Die Möglichkeiten von CAN Bus Datenloggern mit der passenden Software nochmals deutlich erweitern

Die breite Funktionalität von CAN Bus Datenloggern wird mit der passenden Software nochmals deutlich erweitert! Delphin Technology ermöglicht seinen Kunden mit dem Delphin Data Center ein zentralisiertes DAQ Messdatenmanagement. So lassen sich die durch CAN Logger gewonnenen Daten miteinander vernetzen, analysieren und speichern.
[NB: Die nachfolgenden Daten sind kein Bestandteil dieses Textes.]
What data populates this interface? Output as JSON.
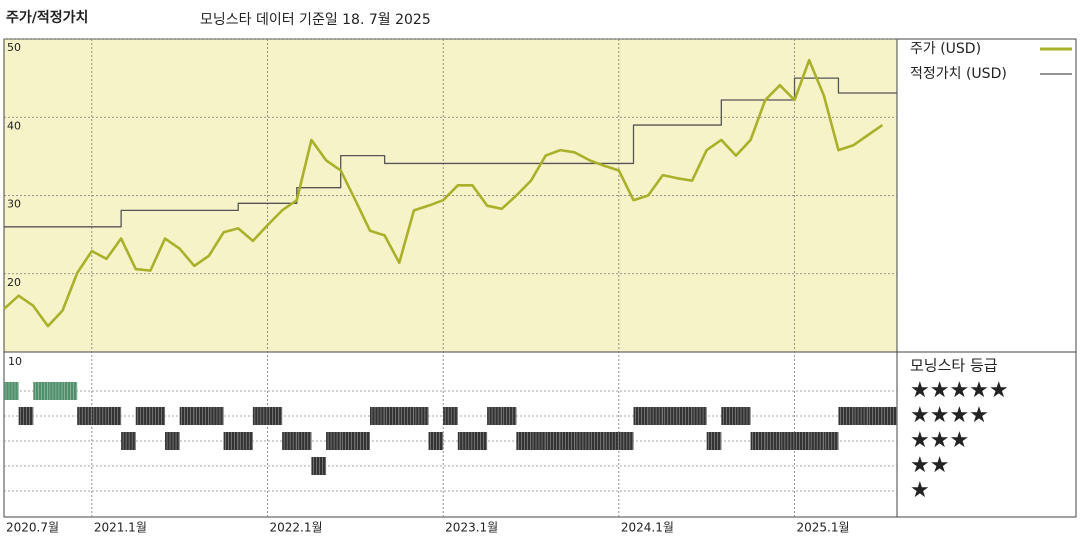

Das Delphin Data Center bietet höchste Performance in der Verarbeitung und Bereitstellung von Daten und lässt sich ohne Programmieraufwand flexibel an alle Anforderungen im Bereich des Messdatenmanagements anpassen. Ob im Prüffeld, im Monitoring von Maschinen und Anlagen oder in der Lebensdauerprüfung: Das Delphin Data Center ist die effiziente Lösung für eine moderne, leistungsstarke Messdatenverwaltung. Ein weiterer Vorteil der Delphin Software: Sie kann nicht nur Daten von CAN Bus Loggern erfassen, sondern die Informationen darüber hinaus strukturiert mit anderen Datensätzen speichern, exportieren oder wiedergeben. Ergänzt wird die hohe Flexibilität durch die Möglichkeit, alle im Messnetz vorhandenen CAN Bus Daten – auch von Fremdherstellern oder einer SPS – zu verarbeiten. Natürlich lassen sich auch hier die gesammelten Daten übersichtlich, schnell und per Mausklick exportieren und auf allen gängigen mobilen und stationären Endgeräten ausgeben.